Rebekah Brooks would occasionally reply to emails from her news editor seeking cash payments for the newspaper’s sources but Rupert Murdoch’s newspaper group produced none to a criminal trial of his journalists, a court heard today.
Entering the witness box for the first time in the two-month trial, Sun news editor Chris Pharo said that all cash payments had to be approved by the Sun’s deputy editor or editor.
He and five other Sun journalists – including its managing editor Graham Dudman – are accused of conspiring to commit misconduct in a public office by arranging payments to public officials in return for stories.
At Kingston Crown Court, Nigel Rumfitt QC, took his client, Mr Pharo, through a series of emails from reporters requesting cash payments to various sources including one referred to as a “prison officer.”
Mr Rumfitt asked: “Is it your evidence that on occasions you forwarded this type of email chain to the editor?”, to which the news editor replied: “Yes.”
Mr Rumfitt continued: “And on occasion he or she would reply?”
Mr Pharo, who spoke earlier of the “very competitive” atmosphere at the newspaper, replied: “Yes.”

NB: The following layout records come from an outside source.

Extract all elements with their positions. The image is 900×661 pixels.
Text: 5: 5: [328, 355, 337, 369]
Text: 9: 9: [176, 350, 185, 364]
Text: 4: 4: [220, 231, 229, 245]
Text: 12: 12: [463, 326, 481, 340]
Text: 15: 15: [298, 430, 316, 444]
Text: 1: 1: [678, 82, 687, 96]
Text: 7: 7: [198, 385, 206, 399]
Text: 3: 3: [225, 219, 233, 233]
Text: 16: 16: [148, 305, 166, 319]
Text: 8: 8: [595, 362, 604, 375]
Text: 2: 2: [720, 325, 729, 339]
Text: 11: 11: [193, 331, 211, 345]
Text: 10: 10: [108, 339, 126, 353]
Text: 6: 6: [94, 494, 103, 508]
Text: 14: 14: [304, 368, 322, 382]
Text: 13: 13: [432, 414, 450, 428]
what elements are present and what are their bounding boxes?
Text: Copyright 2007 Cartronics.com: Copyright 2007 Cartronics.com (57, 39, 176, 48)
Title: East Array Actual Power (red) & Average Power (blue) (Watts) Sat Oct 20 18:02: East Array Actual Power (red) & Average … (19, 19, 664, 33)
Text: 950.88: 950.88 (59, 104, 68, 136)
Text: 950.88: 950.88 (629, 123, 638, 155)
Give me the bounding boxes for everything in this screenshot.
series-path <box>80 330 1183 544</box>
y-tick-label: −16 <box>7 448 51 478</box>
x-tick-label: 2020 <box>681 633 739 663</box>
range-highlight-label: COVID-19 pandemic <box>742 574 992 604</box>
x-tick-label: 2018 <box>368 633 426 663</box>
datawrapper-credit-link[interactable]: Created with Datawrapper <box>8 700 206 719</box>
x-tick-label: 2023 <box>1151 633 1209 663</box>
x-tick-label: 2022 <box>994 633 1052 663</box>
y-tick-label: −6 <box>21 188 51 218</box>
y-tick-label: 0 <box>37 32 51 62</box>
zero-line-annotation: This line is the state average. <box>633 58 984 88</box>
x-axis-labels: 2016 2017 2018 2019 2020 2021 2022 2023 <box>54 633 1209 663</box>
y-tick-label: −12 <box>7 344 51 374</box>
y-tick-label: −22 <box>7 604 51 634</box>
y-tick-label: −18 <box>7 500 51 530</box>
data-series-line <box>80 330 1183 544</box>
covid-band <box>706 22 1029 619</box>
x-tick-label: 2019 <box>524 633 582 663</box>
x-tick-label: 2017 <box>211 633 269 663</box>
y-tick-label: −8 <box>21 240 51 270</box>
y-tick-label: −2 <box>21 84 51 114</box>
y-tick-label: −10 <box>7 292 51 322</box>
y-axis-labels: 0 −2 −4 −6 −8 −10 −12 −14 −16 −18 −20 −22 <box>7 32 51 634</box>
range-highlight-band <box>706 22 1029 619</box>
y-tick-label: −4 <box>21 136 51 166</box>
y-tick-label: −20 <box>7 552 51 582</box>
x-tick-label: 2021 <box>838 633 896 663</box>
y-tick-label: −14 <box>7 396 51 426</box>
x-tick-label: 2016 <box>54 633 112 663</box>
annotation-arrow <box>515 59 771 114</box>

He confirmed that, although he had not known at the time, Mrs Brooks had extended to 2010 the date by which an email deletion police would destroy emails, and that as a consequence three million emails had gone missing.
News UK, which publishes the Sun, had produced no payment forms signed by Mrs Brooks before the start of the trial in October, Mr Pharo told the court.
However she said that at a subsequent social function when he raised the issue of the missing forms with the Sun’s deputy managing editor, Richard Barun, Mr Barun had told him that he had completed forms in his office.
Subsequently, News UK produced some forms to the court, Mr Pharo said, but added: “A very small number of them.”
He said there had been decades of “chequebook journalism” in the UK and that all tabloid papers paid for stories. Cash payments were perhaps 5% of all contributor payments.
Mr Pharo, who has been suspended on full pay, told the court: “I would like to live in a country where people were motivated to call newspapers out of the goodness of their hearts, but that’s sadly not the case.”
Asked about payments to prison officers and police officers etc, he said he knew, in general, that the Sun paid public officials.
But he added that he did not know of any single identifiable public official in any story for which he had authorised a payment.
However, he told the jury, that had he known, he would have found some of the payments for which he is being tried justifiable because they were in the public interest.
These included the discovery of a large stash of heroin in a cell at Swaleside Prison.
Mr Pharo and his five co-accused – Graham Dudman, John Edwards, Ben O’Driscoll, Jamie Pyatt and John Troup – deny all charges.